La filosofia kitsch di Anderson viene dimenticata (e questo è un bene), ma il film soffre di gravi problemi di scrittura: nonostante più o meno tutti gli spettatori sappiano che piega prenderà il racconto, nella prima parte la pellicola appare macchinosa e, prima che riesca effettivamente ad ingranare, passano parecchi preziosi minuti che finiscono per spegnere piano piano l’attenzione dello spettatore. Si potrebbe pensare che questa sia una scelta voluta per approfondire maggiormente i personaggi: purtroppo invece tutti i personaggi sono monodimensionali e la loro caratterizzazione è pressoché inesistente. Dalla protagonista al fratello Chris (Robbie Amell), passando per il tormentato poliziotto Leon (Avan Jogia), nonostante gli attori posseggano le caratteristiche fisiche più appropriate per un film come questo, i personaggi risultano senza mordente e davvero poco accattivanti, dimostrandosi dimenticabili al di là di probabili approfondimenti futuri.
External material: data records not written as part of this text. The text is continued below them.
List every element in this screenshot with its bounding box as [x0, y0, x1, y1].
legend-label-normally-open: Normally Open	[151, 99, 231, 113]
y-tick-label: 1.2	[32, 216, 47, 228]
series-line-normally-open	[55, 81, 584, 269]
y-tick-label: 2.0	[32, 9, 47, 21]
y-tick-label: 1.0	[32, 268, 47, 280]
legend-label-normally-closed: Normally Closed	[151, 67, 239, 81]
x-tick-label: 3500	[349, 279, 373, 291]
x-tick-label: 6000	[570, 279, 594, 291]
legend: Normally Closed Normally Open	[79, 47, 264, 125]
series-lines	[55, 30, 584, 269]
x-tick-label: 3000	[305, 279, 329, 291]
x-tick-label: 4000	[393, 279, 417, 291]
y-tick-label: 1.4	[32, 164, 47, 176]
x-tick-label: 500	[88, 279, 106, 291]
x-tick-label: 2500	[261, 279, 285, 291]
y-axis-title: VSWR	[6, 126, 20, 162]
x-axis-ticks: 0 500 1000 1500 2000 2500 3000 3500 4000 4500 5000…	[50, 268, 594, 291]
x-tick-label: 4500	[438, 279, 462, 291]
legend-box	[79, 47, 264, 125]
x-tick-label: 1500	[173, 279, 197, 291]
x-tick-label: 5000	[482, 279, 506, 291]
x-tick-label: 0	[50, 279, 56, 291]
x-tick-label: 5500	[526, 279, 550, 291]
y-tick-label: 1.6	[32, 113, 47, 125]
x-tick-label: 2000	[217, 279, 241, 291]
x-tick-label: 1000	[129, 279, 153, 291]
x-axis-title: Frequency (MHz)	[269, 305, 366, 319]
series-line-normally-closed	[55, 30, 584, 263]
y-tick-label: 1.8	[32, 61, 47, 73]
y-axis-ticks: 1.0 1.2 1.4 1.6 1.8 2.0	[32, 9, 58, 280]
In una pellicola del genere la scala di valori dovrebbe avere al suo vertice paura e tensione causate dalle immagini, ma anche in questo Resident Evil: Welcome To Raccoon City zoppica pesantemente data la scarsa capacità del regista di alimentare la suspense narrativa e trasmette emozioni forti alla platea. La creatura di Johannes Roberts non spaventa, non inquieta e non crea nemmeno quel sano divertimento grezzo che altri titoli di genere possiedono: quella messa in scena è una rappresentazione poco ispirata e senza cuore, incapace di aggiornare lo zombie movie e di conferire qualcosa di nuovo al filone.
Probabilmente gli amanti del videogioco troveranno in questo Resident Evil: Welcome To Raccoon City una visione divertente grazie ai molti richiami al medium originale, mentre gli spettatori che non conoscono la saga videoludica assistono ad una pellicola svogliata e poco coinvolgente. Peccato, ancora una volta un film tratto da un videogioco perde la possibilità di mettere in comunicazione in modo efficace i due mondi.